Ever met one of those people who can’t tell a story? Who can’t even tell the story of their day? They back up. They start over. They leave out important parts, or they spoil the ending before they get started. Listening to such people is all but unendurable.

Writing’s the same. It’s hard work reading bad writing. When a short story or essay, novel or parable, article or account of one’s day leaves out details, ends before it’s begun, skips the middle, or fails to give enough backstory, a reader leaves the piece frustrated, maybe even vowing never to read work by that writer again. And we don’t want to be ostracizing our readers, now do we? Readers are precious, and they are few. They shouldn’t be coddled, but neither should they be driven away.
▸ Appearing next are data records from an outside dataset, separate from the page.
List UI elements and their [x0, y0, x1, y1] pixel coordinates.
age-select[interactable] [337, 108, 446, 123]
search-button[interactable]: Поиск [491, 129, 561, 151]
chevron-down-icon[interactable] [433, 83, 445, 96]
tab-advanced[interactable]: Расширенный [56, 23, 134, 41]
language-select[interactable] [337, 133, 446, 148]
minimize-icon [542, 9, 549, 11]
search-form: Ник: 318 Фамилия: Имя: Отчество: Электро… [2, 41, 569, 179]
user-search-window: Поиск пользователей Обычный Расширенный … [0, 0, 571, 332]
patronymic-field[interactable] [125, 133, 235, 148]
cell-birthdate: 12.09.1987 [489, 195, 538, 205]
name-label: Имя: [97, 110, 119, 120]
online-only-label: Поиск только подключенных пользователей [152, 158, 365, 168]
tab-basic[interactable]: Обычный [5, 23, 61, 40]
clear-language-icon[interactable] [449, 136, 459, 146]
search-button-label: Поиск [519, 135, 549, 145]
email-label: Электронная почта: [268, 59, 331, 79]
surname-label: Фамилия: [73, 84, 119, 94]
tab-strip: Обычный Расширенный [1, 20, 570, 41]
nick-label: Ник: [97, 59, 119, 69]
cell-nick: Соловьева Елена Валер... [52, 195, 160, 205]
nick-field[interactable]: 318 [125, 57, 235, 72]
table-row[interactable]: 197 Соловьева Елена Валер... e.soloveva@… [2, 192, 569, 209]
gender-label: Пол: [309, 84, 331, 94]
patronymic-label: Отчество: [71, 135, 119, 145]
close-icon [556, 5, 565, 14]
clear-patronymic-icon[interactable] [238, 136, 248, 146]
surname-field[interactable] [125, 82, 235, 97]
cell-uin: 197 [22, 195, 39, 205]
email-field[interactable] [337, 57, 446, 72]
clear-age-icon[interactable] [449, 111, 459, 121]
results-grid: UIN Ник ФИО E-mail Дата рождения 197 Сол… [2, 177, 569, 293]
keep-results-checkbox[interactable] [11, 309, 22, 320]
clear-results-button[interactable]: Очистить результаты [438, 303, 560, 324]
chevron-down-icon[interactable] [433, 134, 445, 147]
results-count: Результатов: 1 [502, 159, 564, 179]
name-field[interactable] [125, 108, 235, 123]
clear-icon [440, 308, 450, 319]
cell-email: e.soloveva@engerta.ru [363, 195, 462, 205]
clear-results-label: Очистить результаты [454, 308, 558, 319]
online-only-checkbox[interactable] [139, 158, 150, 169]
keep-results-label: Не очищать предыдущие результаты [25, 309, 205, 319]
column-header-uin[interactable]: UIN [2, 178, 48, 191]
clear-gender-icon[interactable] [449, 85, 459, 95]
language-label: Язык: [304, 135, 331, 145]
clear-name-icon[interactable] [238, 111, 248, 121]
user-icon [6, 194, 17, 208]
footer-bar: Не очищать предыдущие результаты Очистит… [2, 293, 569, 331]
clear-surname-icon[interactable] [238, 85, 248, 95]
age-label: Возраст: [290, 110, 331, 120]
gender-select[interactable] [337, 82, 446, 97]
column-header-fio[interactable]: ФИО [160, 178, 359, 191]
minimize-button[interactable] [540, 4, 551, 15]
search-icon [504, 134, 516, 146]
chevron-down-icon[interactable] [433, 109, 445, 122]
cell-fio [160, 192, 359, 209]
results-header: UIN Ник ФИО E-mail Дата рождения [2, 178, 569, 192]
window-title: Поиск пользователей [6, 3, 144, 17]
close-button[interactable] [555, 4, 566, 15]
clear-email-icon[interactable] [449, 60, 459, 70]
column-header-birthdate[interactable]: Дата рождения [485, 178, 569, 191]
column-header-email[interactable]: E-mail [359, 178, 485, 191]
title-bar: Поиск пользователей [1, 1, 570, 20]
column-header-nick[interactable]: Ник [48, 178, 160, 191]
And nothing drives a reader away like a disappointing ending. Some endings are ambiguous, sure. But there’s ambiguity, and then there’s willful obfuscation. The latter shouldn’t have to be tolerated by anyone.

And what of Barry’s second declaration, no adverbs?

For me, this reads not as no adverbs, but as use adverbs sparingly. (Again, you have to read between the hyperbole.) But why stop at adverbs? Adjectives can be major offenders. Interjections, too. And exclamation points! Any excessive ornamentation, any language or image that doesn’t contribute, somehow, to setting, atmosphere, characterization, or mood, anything that doesn’t in some tiny way advance a story’s plot, can and probably should be cut. Fancy, fancy prose (what some call purple prose) often (not always, but often) tells the reader more about the writer than it tells the reader about the characters or world that the writer is attempting to bring to life on the page.

When a student asked, “What makes writing good,” Barry rose, moved to the chalkboard, and wrote: Beginning, middle, end. “That’s everything I know about good storytelling,” he said.

When I write, especially when I write fiction, I want to be invisible to the reader. I want to fall away, so that the reader forgets that she’s reading. I don’t want the reader to see the puppeteer, the strings. “Pay no attention to the man behind the curtain!” is my motto.

But, how does one do this, any of this? Well, first, one grounds a story/essay/article/novel/etc. with Barry’s beginning, middle, and end. Second, one watches out for adverbs and, in revision, pulls most up by the roots and feeds them to the rabbits. 

There is more to writing than that, of course. That’s just for starters. But there are worse ways to start.

Finally, good writing is writing informed by good reading. If you want to write a novel, you better have read a hundred of those suckers before you even think of beginning your own. If you want to master the short story, reading a thousand wouldn’t hurt. (Read three short stories a day for a year, and you’re there.) Want to be a journalist? I hope you’re reading the paper every morning, your local edition, plus the Times, plus a few more of your choosing. Until you’re immersed in the voices of your generation, and in the voices of those who’ve come before you, and in the world of what you want to do, you’re going to unknowingly make mistakes that many people solved before you came along. You’re going to write something “original,” only to find that it’s been written many times before.

Educate yourself. Sunbathe in words. Get serious about writing. The more you read, the more something happens that is not entirely unlike photosynthesis. Those words on other people’s pages, they’ll shoot light into your head, and you’ll begin to intuit the rhythms of sentences, the structure of story, the sense of sound, and the importance of economizing your language. Before long, parts of the writing process will become second nature. Other parts you’ll work through in revision.

Educate yourself. Sunbathe in words. Get serious about writing. The more you read, the more something happens that is not entirely unlike photosynthesis.

But don’t even think of getting started before you’re well-read. Barry Hannah’s a good place to start. What’s that? You’ve never read Airships? What are you even doing here? Don’t spend another second on how to write. Experience writing itself. Go read a book. Go read Airships.